Now, this system has some fantastic benefits:

  • You can focus on the day/week/month/quarter/year ahead without getting bogged down with all the stuff that lies in the future or the past
  • When you review your tasks, you don't have to look into your entire backlog but have to look one layer up (when planning a month, you just have to have a look into the parent quarter (plans and ideas) and the previews month (leftovers). This is much more time efficient.
  • This system makes you feel in control since it connects your daily tasks to your weekly/monthly/quarterly/yearly planning and agenda. It makes you intuitively protect your tasks from being diluted with tasks that come from the agendas of others (your colleagues, your boss etc.). Specifically, if I get a task from a colleague or my boss during the week, I put it into the following week at the earliest and thus protect my planning for the current week.

The assigned opportunity cost is scheduling those daily/weekly/monthly/quarterly review sessions. It doesn't seem much, but it can feel like a chore if you've had a stressful week and then have to review your weekly note on Saturday or Sunday. But that's an investment in yourself, and in case of doubt, you can keep a review short or skip it altogether.

Step 3: Find a good anatomy for describing and categorizing your tasks.

This is how a task looks like in my system.
The same row is just displayed in the markdown format.

I place tasks in my Obsidian vault wherever they emerge. It can be in meeting notes, in my daily note or in the note where I put highlights about a book or so. The [[links]] and #tags ensure that I can fetch them together via data view queries when needed.

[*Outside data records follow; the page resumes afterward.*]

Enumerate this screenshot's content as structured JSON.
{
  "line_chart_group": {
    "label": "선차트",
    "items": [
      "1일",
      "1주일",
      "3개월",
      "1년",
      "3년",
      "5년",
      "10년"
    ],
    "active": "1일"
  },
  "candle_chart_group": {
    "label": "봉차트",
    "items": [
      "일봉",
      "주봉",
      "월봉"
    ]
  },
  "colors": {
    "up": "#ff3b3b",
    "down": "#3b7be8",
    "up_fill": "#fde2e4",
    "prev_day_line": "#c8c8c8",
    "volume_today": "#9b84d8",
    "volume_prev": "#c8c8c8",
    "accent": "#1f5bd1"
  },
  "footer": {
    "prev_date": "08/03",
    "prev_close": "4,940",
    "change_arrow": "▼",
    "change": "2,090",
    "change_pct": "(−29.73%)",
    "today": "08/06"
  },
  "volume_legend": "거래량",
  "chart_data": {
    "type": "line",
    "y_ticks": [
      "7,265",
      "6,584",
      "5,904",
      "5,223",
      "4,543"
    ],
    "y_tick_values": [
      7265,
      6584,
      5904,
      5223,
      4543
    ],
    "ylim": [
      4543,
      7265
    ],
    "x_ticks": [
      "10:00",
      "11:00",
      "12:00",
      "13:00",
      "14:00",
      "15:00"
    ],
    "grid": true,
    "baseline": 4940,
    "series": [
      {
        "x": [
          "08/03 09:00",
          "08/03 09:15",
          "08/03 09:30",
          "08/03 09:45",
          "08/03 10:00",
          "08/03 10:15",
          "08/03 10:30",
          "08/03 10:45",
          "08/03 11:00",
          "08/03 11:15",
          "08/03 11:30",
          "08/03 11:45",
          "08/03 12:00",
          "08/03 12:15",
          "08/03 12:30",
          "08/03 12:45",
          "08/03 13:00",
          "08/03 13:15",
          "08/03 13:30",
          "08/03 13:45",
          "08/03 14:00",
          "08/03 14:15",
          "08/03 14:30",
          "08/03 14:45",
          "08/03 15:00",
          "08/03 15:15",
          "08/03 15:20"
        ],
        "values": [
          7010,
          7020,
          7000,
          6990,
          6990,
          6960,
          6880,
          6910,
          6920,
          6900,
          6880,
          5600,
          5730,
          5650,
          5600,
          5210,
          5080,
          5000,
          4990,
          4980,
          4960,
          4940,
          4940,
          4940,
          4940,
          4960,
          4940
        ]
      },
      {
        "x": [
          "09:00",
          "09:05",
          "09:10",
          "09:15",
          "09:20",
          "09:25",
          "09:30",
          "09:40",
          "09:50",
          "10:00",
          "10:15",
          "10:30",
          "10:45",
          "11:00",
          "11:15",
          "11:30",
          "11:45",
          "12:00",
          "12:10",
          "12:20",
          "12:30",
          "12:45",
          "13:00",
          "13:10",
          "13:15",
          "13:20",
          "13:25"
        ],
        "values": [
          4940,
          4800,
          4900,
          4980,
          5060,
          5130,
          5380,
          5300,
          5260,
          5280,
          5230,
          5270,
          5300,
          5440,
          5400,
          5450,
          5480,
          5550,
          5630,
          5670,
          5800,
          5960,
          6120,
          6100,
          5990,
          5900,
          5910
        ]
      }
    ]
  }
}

I like to annotate the following metadata:

  • Link to a life area, project or deliverable. At least one, sometimes even all three of them.
  • Link to persons, if any. This way, I can fetch all information together when I talk with someone.
  • An assigned to first a Week and later to specific Days. These links are created in my review sessions, not when I make a task initially. What's exciting is that when I postpone tasks (from one day to another or even one week to the next), more and more links are added. The longer the list of linked days, the sooner I know that I'm putting off the task and that I should think about finally doing it for real or just not doing it.
  • A structured #tag about the categorization of that tasks. I have given up on too complex categorization systems. I like to keep it simple. I.e. I don't track the Importance and urgency of all tasks. My work tasks have just priorities, and my private tasks have a time frame (see figure below).
This is my #tagging structure.

I hope this article gives you inspiration for your personal task management.